Today (and I suppose it is now technically "yesterday," though I still count it "today" since I haven't yet gone to bed and put an end on the day that is December 31, 2013) I attended the funeral of a man I hardly knew, but whose wife and daughters I once knew quite well. Over the years we have seen each other only sporadically, but it was an honor and a privilege to gather with them and their family and friends as they grieve the Christmastime death of their husband, father, son, coworker, and friend.
In an age of Facebook, one can have many "friends" who aren't really friends at all, in the traditional sense of the word. In fact, I would venture so far as to say that Facebook, and other social media like it, have changed the way we think of friendship. First (but not foremost!) "friend" is now a verb, not to be confused at all with "befriend," which requires some real effort and work. Those who would have once been considered "acquaintances" (i.e. someone you're acquainted with or someone you know) are now considered "friends" on Facebook. Intimate details about peoples' lives, shared publicly, keep us somehow connected to those whom we never see in person. Our natural connection to them long past, we still stay (passively) involved in their lives by catching an occasional update on a screen. Whether this is good or bad is debatable (and often hotly debated!), but the fact remains that it is true.
I watch the children of cousins I've never met, grow up via Facebook. (And I often have "news" of them before my mother does, who is quite close to her siblings (their parents) in the traditional ways. She will consider herself quite "current" and "modern"--and so she is, when compared to many of her contemporaries who refuse even to get on the computer!--when a picture of a grand-niece arrives via email; she then forwards me a photo that I saw three days ago on Facebook.)
I see the children of friends I knew many years ago grow up and go away to school, then graduate, and settle into vocations, and get married, and have children of their own, even though I haven't actually seen them in person since they were in elementary school. I run into them by some happenstance and immediately speak of their lives as if I'm actually involved with them...and no one thinks this strange, this fact that would have made me a weirdo-stalker-person just ten years ago.

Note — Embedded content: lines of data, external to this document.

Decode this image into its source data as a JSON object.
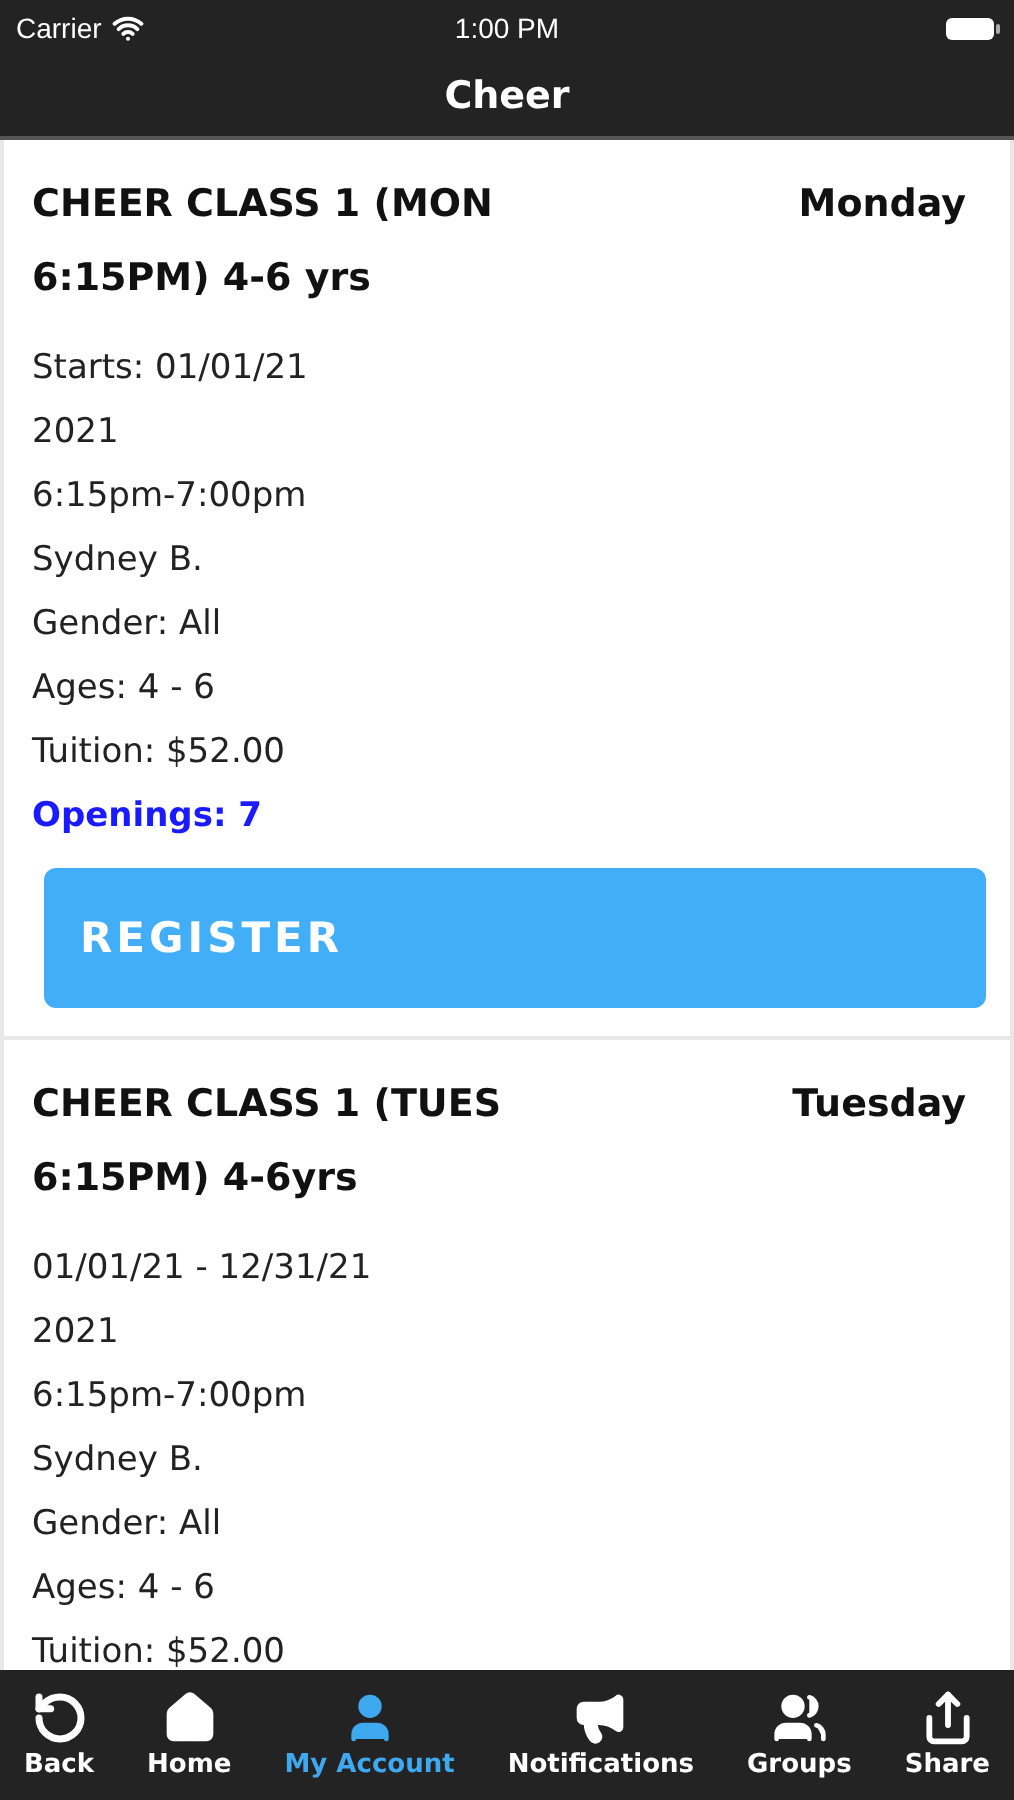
{
  "status_bar": {
    "carrier": "Carrier",
    "time": "1:00 PM"
  },
  "nav_bar": {
    "title": "Cheer"
  },
  "classes": [
    {
      "title": "CHEER CLASS 1 (MON 6:15PM) 4-6 yrs",
      "day": "Monday",
      "details": [
        "Starts: 01/01/21",
        "2021",
        "6:15pm-7:00pm",
        "Sydney B.",
        "Gender: All",
        "Ages: 4 - 6",
        "Tuition: $52.00"
      ],
      "openings": "Openings: 7",
      "button": "REGISTER"
    },
    {
      "title": "CHEER CLASS 1 (TUES 6:15PM) 4-6yrs",
      "day": "Tuesday",
      "details": [
        "01/01/21 - 12/31/21",
        "2021",
        "6:15pm-7:00pm",
        "Sydney B.",
        "Gender: All",
        "Ages: 4 - 6",
        "Tuition: $52.00"
      ]
    }
  ],
  "tab_bar": [
    {
      "kind": "back",
      "label": "Back",
      "selected": false
    },
    {
      "kind": "home",
      "label": "Home",
      "selected": false
    },
    {
      "kind": "account",
      "label": "My Account",
      "selected": true
    },
    {
      "kind": "notifications",
      "label": "Notifications",
      "selected": false
    },
    {
      "kind": "groups",
      "label": "Groups",
      "selected": false
    },
    {
      "kind": "share",
      "label": "Share",
      "selected": false
    }
  ]
}
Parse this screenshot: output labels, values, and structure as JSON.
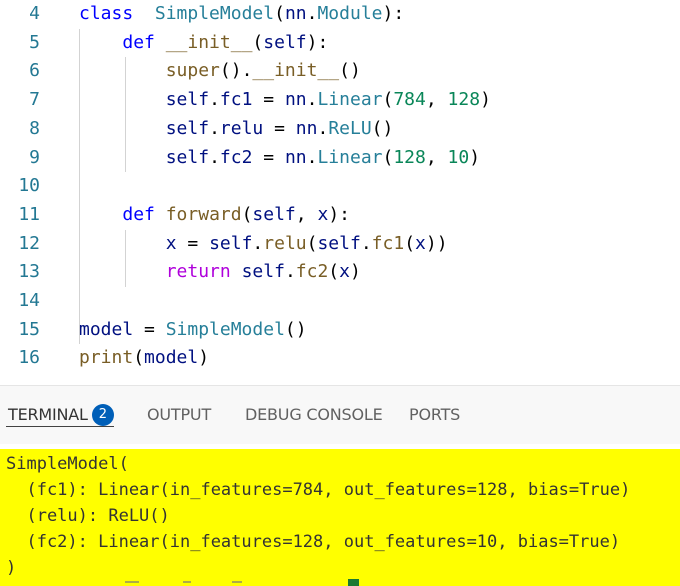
{
  "editor": {
    "lines": [
      {
        "num": "4",
        "tokens": [
          [
            "kw",
            "class"
          ],
          [
            "",
            "  "
          ],
          [
            "cls",
            "SimpleModel"
          ],
          [
            "",
            "("
          ],
          [
            "var",
            "nn"
          ],
          [
            "",
            "."
          ],
          [
            "cls",
            "Module"
          ],
          [
            "",
            "):"
          ]
        ]
      },
      {
        "num": "5",
        "tokens": [
          [
            "",
            "    "
          ],
          [
            "kw",
            "def"
          ],
          [
            "",
            ""
          ],
          [
            "fn",
            " __init__"
          ],
          [
            "",
            "("
          ],
          [
            "var",
            "self"
          ],
          [
            "",
            "):"
          ]
        ]
      },
      {
        "num": "6",
        "tokens": [
          [
            "",
            "        "
          ],
          [
            "fn",
            "super"
          ],
          [
            "",
            "()."
          ],
          [
            "fn",
            "__init__"
          ],
          [
            "",
            "()"
          ]
        ]
      },
      {
        "num": "7",
        "tokens": [
          [
            "",
            "        "
          ],
          [
            "var",
            "self"
          ],
          [
            "",
            "."
          ],
          [
            "var",
            "fc1"
          ],
          [
            "",
            " = "
          ],
          [
            "var",
            "nn"
          ],
          [
            "",
            "."
          ],
          [
            "cls",
            "Linear"
          ],
          [
            "",
            "("
          ],
          [
            "num",
            "784"
          ],
          [
            "",
            ", "
          ],
          [
            "num",
            "128"
          ],
          [
            "",
            ")"
          ]
        ]
      },
      {
        "num": "8",
        "tokens": [
          [
            "",
            "        "
          ],
          [
            "var",
            "self"
          ],
          [
            "",
            "."
          ],
          [
            "var",
            "relu"
          ],
          [
            "",
            " = "
          ],
          [
            "var",
            "nn"
          ],
          [
            "",
            "."
          ],
          [
            "cls",
            "ReLU"
          ],
          [
            "",
            "()"
          ]
        ]
      },
      {
        "num": "9",
        "tokens": [
          [
            "",
            "        "
          ],
          [
            "var",
            "self"
          ],
          [
            "",
            "."
          ],
          [
            "var",
            "fc2"
          ],
          [
            "",
            " = "
          ],
          [
            "var",
            "nn"
          ],
          [
            "",
            "."
          ],
          [
            "cls",
            "Linear"
          ],
          [
            "",
            "("
          ],
          [
            "num",
            "128"
          ],
          [
            "",
            ", "
          ],
          [
            "num",
            "10"
          ],
          [
            "",
            ")"
          ]
        ]
      },
      {
        "num": "10",
        "tokens": []
      },
      {
        "num": "11",
        "tokens": [
          [
            "",
            "    "
          ],
          [
            "kw",
            "def"
          ],
          [
            "",
            " "
          ],
          [
            "fn",
            "forward"
          ],
          [
            "",
            "("
          ],
          [
            "var",
            "self"
          ],
          [
            "",
            ", "
          ],
          [
            "var",
            "x"
          ],
          [
            "",
            "):"
          ]
        ]
      },
      {
        "num": "12",
        "tokens": [
          [
            "",
            "        "
          ],
          [
            "var",
            "x"
          ],
          [
            "",
            " = "
          ],
          [
            "var",
            "self"
          ],
          [
            "",
            "."
          ],
          [
            "fn",
            "relu"
          ],
          [
            "",
            "("
          ],
          [
            "var",
            "self"
          ],
          [
            "",
            "."
          ],
          [
            "fn",
            "fc1"
          ],
          [
            "",
            "("
          ],
          [
            "var",
            "x"
          ],
          [
            "",
            "))"
          ]
        ]
      },
      {
        "num": "13",
        "tokens": [
          [
            "",
            "        "
          ],
          [
            "kw2",
            "return"
          ],
          [
            "",
            " "
          ],
          [
            "var",
            "self"
          ],
          [
            "",
            "."
          ],
          [
            "fn",
            "fc2"
          ],
          [
            "",
            "("
          ],
          [
            "var",
            "x"
          ],
          [
            "",
            ")"
          ]
        ]
      },
      {
        "num": "14",
        "tokens": []
      },
      {
        "num": "15",
        "tokens": [
          [
            "var",
            "model"
          ],
          [
            "",
            " = "
          ],
          [
            "cls",
            "SimpleModel"
          ],
          [
            "",
            "()"
          ]
        ]
      },
      {
        "num": "16",
        "tokens": [
          [
            "fn",
            "print"
          ],
          [
            "",
            "("
          ],
          [
            "var",
            "model"
          ],
          [
            "",
            ")"
          ]
        ]
      }
    ]
  },
  "panel": {
    "tabs": [
      {
        "label": "TERMINAL",
        "badge": "2",
        "active": true
      },
      {
        "label": "OUTPUT",
        "active": false
      },
      {
        "label": "DEBUG CONSOLE",
        "active": false
      },
      {
        "label": "PORTS",
        "active": false
      }
    ]
  },
  "terminal": {
    "lines": [
      "SimpleModel(",
      "  (fc1): Linear(in_features=784, out_features=128, bias=True)",
      "  (relu): ReLU()",
      "  (fc2): Linear(in_features=128, out_features=10, bias=True)",
      ")"
    ],
    "background": "#ffff00"
  },
  "colors": {
    "keyword": "#0000ff",
    "control_keyword": "#af00db",
    "class_name": "#267f99",
    "function_name": "#795e26",
    "number": "#098658",
    "variable": "#001080",
    "line_number": "#237893",
    "badge": "#005fb8"
  }
}
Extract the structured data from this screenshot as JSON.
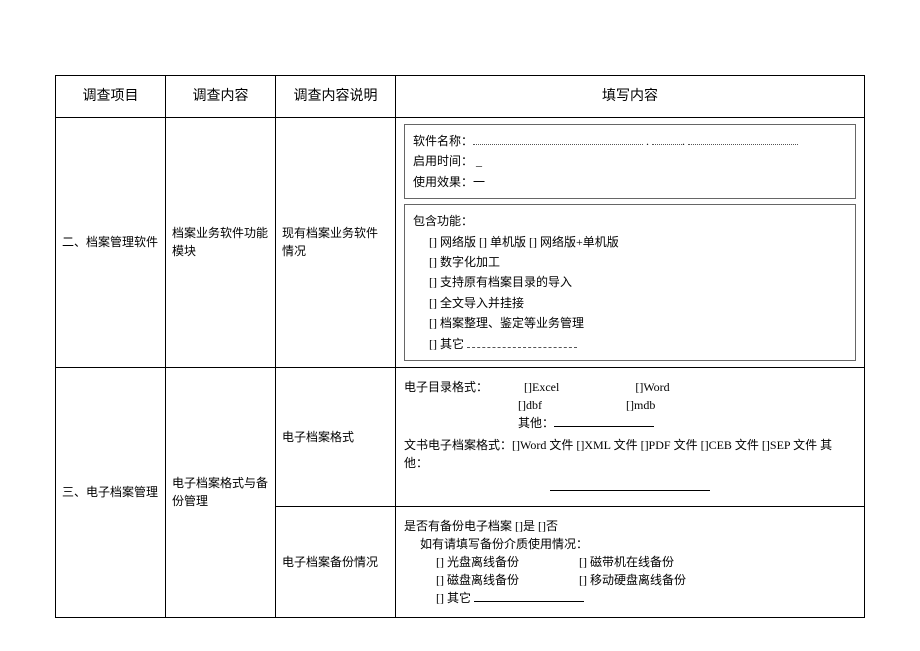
{
  "headers": {
    "col1": "调查项目",
    "col2": "调查内容",
    "col3": "调查内容说明",
    "col4": "填写内容"
  },
  "row1": {
    "project": "二、档案管理软件",
    "content": "档案业务软件功能模块",
    "desc": "现有档案业务软件情况",
    "box1": {
      "l1": "软件名称：",
      "l2": "启用时间：",
      "l3": "使用效果：一"
    },
    "box2": {
      "t": "包含功能：",
      "o1": "[] 网络版 [] 单机版 [] 网络版+单机版",
      "o2": "[] 数字化加工",
      "o3": "[] 支持原有档案目录的导入",
      "o4": "[] 全文导入并挂接",
      "o5": "[] 档案整理、鉴定等业务管理",
      "o6": "[] 其它"
    }
  },
  "row2": {
    "project": "三、电子档案管理",
    "content": "电子档案格式与备份管理",
    "sub1": {
      "desc": "电子档案格式",
      "fill": {
        "l1": "电子目录格式：",
        "o1a": "[]Excel",
        "o1b": "[]Word",
        "o2a": "[]dbf",
        "o2b": "[]mdb",
        "o3": "其他：",
        "l2": "文书电子档案格式：[]Word 文件 []XML 文件 []PDF 文件 []CEB 文件 []SEP 文件 其他："
      }
    },
    "sub2": {
      "desc": "电子档案备份情况",
      "fill": {
        "l1": "是否有备份电子档案 []是 []否",
        "l2": "如有请填写备份介质使用情况：",
        "o1a": "[] 光盘离线备份",
        "o1b": "[] 磁带机在线备份",
        "o2a": "[] 磁盘离线备份",
        "o2b": "[] 移动硬盘离线备份",
        "o3": "[] 其它"
      }
    }
  }
}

In fact, what is considered strange these days--what is rare and bizarre in the world of Facebook "friend suggestions" and "people you may know"--is to run into someone you once knew quite well whom you haven't even thought of in about twenty years. This happened to me today at the funeral, and I was struck by the novelty of it...the strangeness. I saw her across the room, this woman-from-church-twenty-years-ago whose husband I had prayed for for years (literally!), and I struggled through the dust-covered boxes of my brain to come up with her name. ("It's 'Angela,' I think.") The husband's name (he whose spiritual salvation I had prayed for hundreds of times!) came more slowly, but the "S" eventually lengthened into "Steve" in the cobwebs of my mind. If my life had depended upon coming up with their last name, I wouldn't have been able to do it. I approached she-whose-name-I-was-pretty-sure-was-Angela from across the room and struck up a conversation. Her son, elementary age when I knew him, is now 25! It was wonderful to see her, but it would have been strange to be too chatty and happy to see each other in the context of a funeral reception.